R and i have drinken 4 bottles od red wine. By ourselfs
wakey wakey hands off snakey
he thought he was parachuting out of a plane... talk about a bad trip.
Who has a video camera? i want to look back on this one day and say OH thats why i spent 2 years in jail
Restaurants Roasting People Who Gave Them Negative Yelp Reviews (25 Pics)
wait do you know what youre gonna say if they ask how youre getting back?
yes. helicopter.
Jenny was looking for something soft to drink since it's only noon, she chose spiced rum. Think she might die today
Let's just say after this weekend I'm known as Shameous the Irish bar fighter.
I didn't notice because vodka
I'm so high that I'm intently watching my neighbor move his car back and forth in order to put his motorcycle in the garage, and getting irritated that it seems so complicated.
Woman Posts Harassing DMs From Creep Online, Now He’s Upset Because People Told His Mom
Steaks?
It's Ash Wednesday.
If you really think that not eating meat on a weeknight is going to keep you out of hell, fine.
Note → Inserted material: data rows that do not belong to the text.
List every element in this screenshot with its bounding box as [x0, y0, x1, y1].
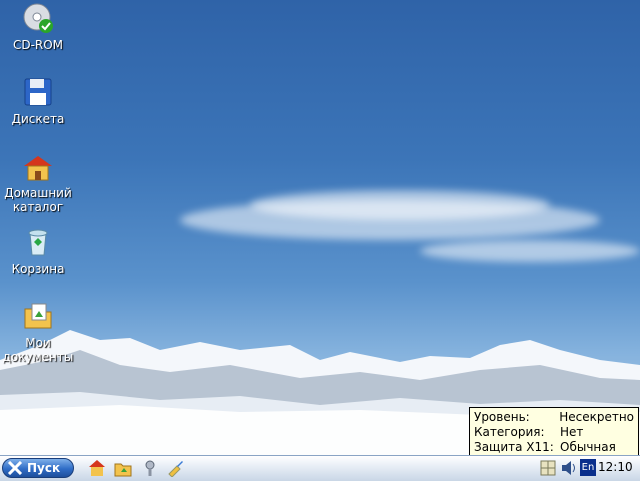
desktop-icon-floppy[interactable]: Дискета	[0, 76, 76, 126]
start-label: Пуск	[27, 461, 61, 475]
cdrom-icon	[23, 3, 53, 33]
security-indicator-icon[interactable]	[540, 460, 556, 476]
desktop-icon-label: CD-ROM	[12, 38, 64, 52]
paint-icon[interactable]	[167, 459, 185, 477]
mountain-scenery	[0, 330, 640, 455]
keyboard-layout-indicator[interactable]: En	[580, 459, 596, 476]
tools-icon[interactable]	[141, 459, 159, 477]
desktop-icon-label: Мои документы	[2, 336, 74, 364]
security-level-tooltip: Уровень: Несекретно Категория: Нет Защит…	[469, 407, 639, 455]
floppy-icon	[24, 78, 52, 106]
start-button[interactable]: Пуск	[2, 458, 74, 478]
desktop-icon-home[interactable]: Домашний каталог	[0, 154, 76, 214]
desktop-icon-label: Корзина	[11, 262, 65, 276]
home-folder-icon	[24, 156, 52, 181]
documents-folder-icon	[24, 303, 52, 329]
trash-icon	[28, 229, 48, 256]
desktop-icon-label: Дискета	[11, 112, 65, 126]
start-logo-icon	[7, 461, 23, 475]
tooltip-row: Уровень: Несекретно	[474, 410, 634, 424]
desktop-background: CD-ROM Дискета Домашний каталог Корзина	[0, 0, 640, 455]
speaker-icon[interactable]	[560, 460, 578, 476]
desktop-icon-label: Домашний каталог	[4, 186, 72, 214]
tooltip-row: Защита X11: Обычная	[474, 440, 616, 454]
clock[interactable]: 12:10	[598, 460, 633, 474]
tooltip-row: Категория: Нет	[474, 425, 584, 439]
desktop-icon-trash[interactable]: Корзина	[0, 226, 76, 276]
desktop-icon-cdrom[interactable]: CD-ROM	[0, 2, 76, 52]
home-icon[interactable]	[88, 459, 106, 477]
folder-icon[interactable]	[114, 459, 132, 477]
taskbar: Пуск En 12:10	[0, 455, 640, 481]
desktop-icon-documents[interactable]: Мои документы	[0, 300, 76, 364]
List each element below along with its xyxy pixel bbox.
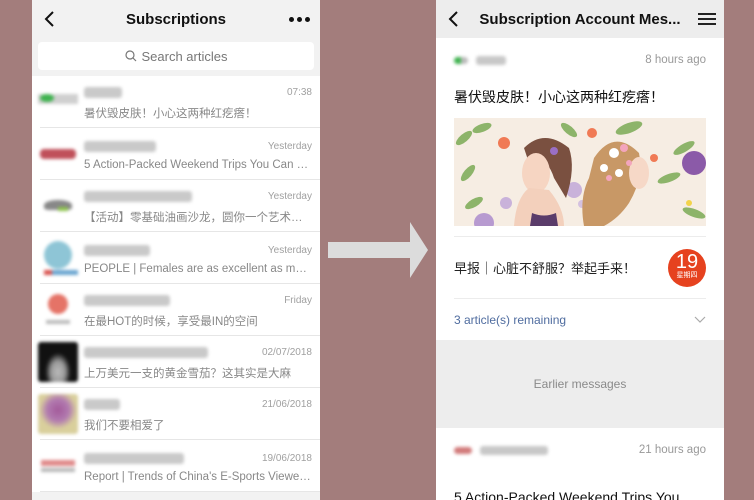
day-number: 19: [675, 250, 699, 273]
account-name-blurred: [84, 399, 120, 410]
dark-photo-avatar: [38, 342, 78, 382]
item-preview: 5 Action-Packed Weekend Trips You Can B.…: [84, 158, 312, 171]
account-logo: [454, 56, 468, 64]
remaining-articles-toggle[interactable]: 3 article(s) remaining: [454, 298, 706, 340]
item-time: 21/06/2018: [261, 399, 312, 410]
item-preview: 我们不要相爱了: [84, 419, 165, 432]
chevron-left-icon: [448, 11, 458, 27]
menu-button[interactable]: [698, 10, 716, 28]
item-time: Yesterday: [267, 141, 312, 152]
source-account-blurred[interactable]: [454, 445, 548, 455]
card-time: 8 hours ago: [645, 54, 706, 66]
arrow-right-icon: [328, 222, 428, 278]
account-name: [480, 445, 548, 455]
list-item[interactable]: 07:38 暑伏毁皮肤！小心这两种红疙瘩！: [32, 76, 320, 128]
account-name: [476, 55, 506, 65]
list-item[interactable]: 21/06/2018 我们不要相爱了: [32, 388, 320, 440]
list-item[interactable]: Friday 在最HOT的时候，享受最IN的空间: [32, 284, 320, 336]
sub-article-item[interactable]: 早报｜心脏不舒服？举起手来！ 19 星期四: [454, 236, 706, 298]
subscription-messages-screen: Subscription Account Mes... 8 hours ago …: [436, 0, 724, 500]
list-item[interactable]: Yesterday 【活动】零基础油画沙龙，圆你一个艺术梦...: [32, 180, 320, 232]
account-name-blurred: [84, 191, 192, 202]
item-time: 02/07/2018: [261, 347, 312, 358]
coral-logo-avatar: [38, 290, 78, 330]
item-preview: PEOPLE | Females are as excellent as mal…: [84, 262, 312, 275]
green-logo-avatar: [38, 82, 78, 122]
red-logo-avatar: [38, 134, 78, 174]
search-input[interactable]: Search articles: [38, 42, 314, 70]
item-preview: 在最HOT的时候，享受最IN的空间: [84, 315, 258, 328]
blue-logo-avatar: [38, 238, 78, 278]
more-dots-icon: [289, 16, 294, 22]
item-time: 07:38: [286, 87, 312, 98]
subscriptions-screen: Subscriptions Search articles 07:38 暑伏毁皮…: [32, 0, 320, 500]
item-preview: 上万美元一支的黄金雪茄？这其实是大麻: [84, 367, 291, 380]
search-wrapper: Search articles: [32, 38, 320, 76]
item-preview: 【活动】零基础油画沙龙，圆你一个艺术梦...: [84, 211, 312, 224]
card-time: 21 hours ago: [638, 444, 706, 456]
message-card: 8 hours ago 暑伏毁皮肤！小心这两种红疙瘩！ 早报｜心脏不舒服？举起手…: [436, 38, 724, 340]
account-name-blurred: [84, 295, 170, 306]
illustration-women-flowers: [454, 118, 706, 226]
day-of-week: 星期四: [676, 271, 698, 279]
article-cover-image[interactable]: [454, 118, 706, 226]
more-dot: [305, 16, 310, 22]
search-icon: [124, 50, 136, 62]
sub-article-title: 早报｜心脏不舒服？举起手来！: [454, 261, 637, 276]
list-item[interactable]: Yesterday PEOPLE | Females are as excell…: [32, 232, 320, 284]
china-logo-avatar: [38, 446, 78, 486]
hamburger-icon: [698, 13, 716, 15]
chevron-down-icon: [694, 311, 706, 329]
date-badge-thumbnail: 19 星期四: [668, 248, 706, 287]
article-title[interactable]: 5 Action-Packed Weekend Trips You: [436, 472, 724, 500]
earlier-messages-link[interactable]: Earlier messages: [436, 340, 724, 428]
account-name-blurred: [84, 347, 208, 358]
item-time: Friday: [284, 295, 312, 306]
more-button[interactable]: [289, 16, 312, 22]
flower-photo-avatar: [38, 394, 78, 434]
navbar: Subscriptions: [32, 0, 320, 38]
list-item[interactable]: Yesterday 5 Action-Packed Weekend Trips …: [32, 128, 320, 180]
account-name-blurred: [84, 141, 156, 152]
list-item[interactable]: 19/06/2018 Report | Trends of China's E-…: [32, 440, 320, 492]
source-account-blurred[interactable]: [454, 55, 506, 65]
hamburger-line: [698, 23, 716, 25]
page-title: Subscriptions: [125, 10, 226, 28]
remaining-text: 3 article(s) remaining: [454, 312, 567, 327]
account-name-blurred: [84, 245, 150, 256]
back-button[interactable]: [40, 9, 60, 29]
item-time: Yesterday: [267, 191, 312, 202]
card-header: 21 hours ago: [436, 428, 724, 472]
item-time: Yesterday: [267, 245, 312, 256]
back-button[interactable]: [444, 9, 464, 29]
message-card: 21 hours ago 5 Action-Packed Weekend Tri…: [436, 428, 724, 500]
item-preview: 暑伏毁皮肤！小心这两种红疙瘩！: [84, 107, 257, 120]
article-title[interactable]: 暑伏毁皮肤！小心这两种红疙瘩！: [436, 82, 724, 112]
gray-logo-avatar: [38, 186, 78, 226]
card-header: 8 hours ago: [436, 38, 724, 82]
chevron-left-icon: [44, 11, 54, 27]
more-dot: [297, 16, 302, 22]
search-placeholder: Search articles: [141, 48, 228, 64]
account-name-blurred: [84, 87, 122, 98]
hamburger-line: [698, 18, 716, 20]
page-title: Subscription Account Mes...: [479, 10, 681, 28]
account-logo: [454, 446, 472, 454]
item-preview: Report | Trends of China's E-Sports View…: [84, 470, 312, 483]
account-name-blurred: [84, 453, 184, 464]
navbar: Subscription Account Mes...: [436, 0, 724, 38]
item-time: 19/06/2018: [261, 453, 312, 464]
subscription-list: 07:38 暑伏毁皮肤！小心这两种红疙瘩！ Yesterday 5 Action…: [32, 76, 320, 492]
list-item[interactable]: 02/07/2018 上万美元一支的黄金雪茄？这其实是大麻: [32, 336, 320, 388]
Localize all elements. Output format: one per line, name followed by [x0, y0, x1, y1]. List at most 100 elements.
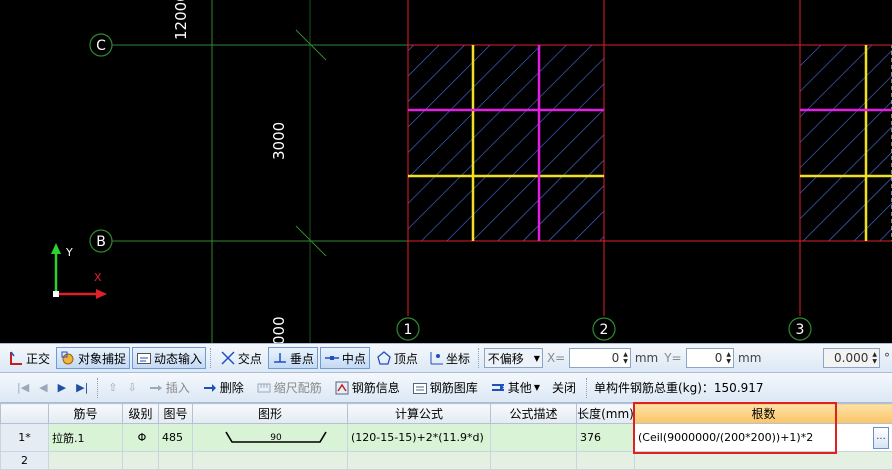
ortho-toggle[interactable]: 正交: [4, 347, 54, 369]
spinner-arrows-icon[interactable]: ▲ ▼: [872, 351, 877, 365]
chevron-down-icon: ▼: [533, 383, 540, 392]
x-offset-input[interactable]: 0 ▲ ▼: [569, 348, 631, 368]
y-unit: mm: [738, 351, 762, 365]
ortho-icon: [8, 350, 24, 366]
y-offset-input[interactable]: 0 ▲ ▼: [685, 348, 735, 368]
table-row[interactable]: 1* 拉筋.1 Φ 485 90 (120-15-15)+2*(11.9*d) …: [0, 423, 892, 452]
header-shape-no[interactable]: 图号: [158, 403, 193, 424]
header-grade[interactable]: 级别: [122, 403, 159, 424]
first-record-icon[interactable]: |◀: [17, 381, 29, 394]
rebar-library-button[interactable]: 钢筋图库: [408, 377, 482, 399]
move-down-icon[interactable]: ⇩: [128, 381, 137, 394]
offset-mode-value: 不偏移: [487, 351, 524, 366]
header-shape[interactable]: 图形: [192, 403, 348, 424]
cell-formula[interactable]: [347, 451, 491, 470]
scale-rebar-icon: [256, 380, 272, 396]
tie-bar-shape-icon: 90: [225, 431, 327, 443]
row-number[interactable]: 2: [0, 451, 49, 470]
x-label: X=: [546, 351, 566, 365]
cell-count[interactable]: [634, 451, 892, 470]
rebar-info-icon: [334, 380, 350, 396]
close-label: 关闭: [551, 381, 576, 395]
cell-shape-no[interactable]: [158, 451, 193, 470]
cell-formula[interactable]: (120-15-15)+2*(11.9*d): [347, 423, 491, 452]
header-bar-no[interactable]: 筋号: [48, 403, 123, 424]
last-record-icon[interactable]: ▶|: [76, 381, 88, 394]
rebar-toolbar: |◀ ◀ ▶ ▶| ⇧ ⇩ 插入 删除 缩尺配筋 钢筋信息 钢筋图库 其他 ▼ …: [0, 373, 892, 403]
cell-bar-no[interactable]: 拉筋.1: [48, 423, 123, 452]
rebar-table: 筋号 级别 图号 图形 计算公式 公式描述 长度(mm) 根数 1* 拉筋.1 …: [0, 403, 892, 470]
formula-editor-button[interactable]: ...: [873, 427, 889, 449]
axis-label-2: 2: [600, 322, 609, 338]
cell-shape[interactable]: 90: [192, 423, 348, 452]
close-button[interactable]: 关闭: [548, 377, 580, 399]
row-number[interactable]: 1*: [0, 423, 49, 452]
total-weight-label: 单构件钢筋总重(kg)：150.917: [593, 381, 764, 395]
cell-grade[interactable]: [122, 451, 159, 470]
cell-length[interactable]: [576, 451, 635, 470]
spinner-arrows-icon[interactable]: ▲ ▼: [726, 351, 731, 365]
header-count[interactable]: 根数: [634, 403, 892, 424]
insert-icon: [148, 380, 164, 396]
cell-grade[interactable]: Φ: [122, 423, 159, 452]
angle-input[interactable]: 0.000 ▲ ▼: [823, 348, 881, 368]
vertex-label: 顶点: [393, 351, 418, 366]
cell-length[interactable]: 376: [576, 423, 635, 452]
rebar-info-button[interactable]: 钢筋信息: [330, 377, 404, 399]
axis-bubble-c[interactable]: C: [89, 33, 113, 57]
coordinate-snap[interactable]: 坐标: [424, 347, 474, 369]
header-formula-desc[interactable]: 公式描述: [490, 403, 577, 424]
dimension-bottom: 000: [270, 316, 288, 343]
scale-rebar-label: 缩尺配筋: [273, 381, 322, 395]
move-up-icon[interactable]: ⇧: [108, 381, 117, 394]
dynamic-input-label: 动态输入: [154, 351, 203, 366]
cell-shape-no[interactable]: 485: [158, 423, 193, 452]
column-section-left: [408, 45, 604, 241]
axis-bubble-2[interactable]: 2: [592, 317, 616, 341]
axis-bubble-b[interactable]: B: [89, 229, 113, 253]
cell-bar-no[interactable]: [48, 451, 123, 470]
delete-button[interactable]: 删除: [198, 377, 248, 399]
object-snap-toggle[interactable]: 对象捕捉: [56, 347, 131, 369]
cell-count[interactable]: (Ceil(9000000/(200*200))+1)*2: [634, 423, 892, 452]
cell-formula-desc[interactable]: [490, 423, 577, 452]
insert-button[interactable]: 插入: [144, 377, 194, 399]
drawing-canvas[interactable]: C B 1 2 3 12000 3000 000 Y X: [0, 0, 892, 343]
axis-bubble-3[interactable]: 3: [788, 317, 812, 341]
cell-formula-desc[interactable]: [490, 451, 577, 470]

Can I use that chimichurri you made?
Just bc you put "its cute" at the end of it doesn't change the fact that u have called me a vag twice this morning and its only 10:03
I woke up in a bath tub and my face was sore and it wasn't because of you, I was impressed
Well that's what you get for messing around with her vagina. I told you it was a fickle and insatiable creature.
I was looking at the storm clouds during my run and one oddly resembled ur penis
I'm 22 and I'm drinking hawaiian punch from a sippy cup. Everything is right in the world.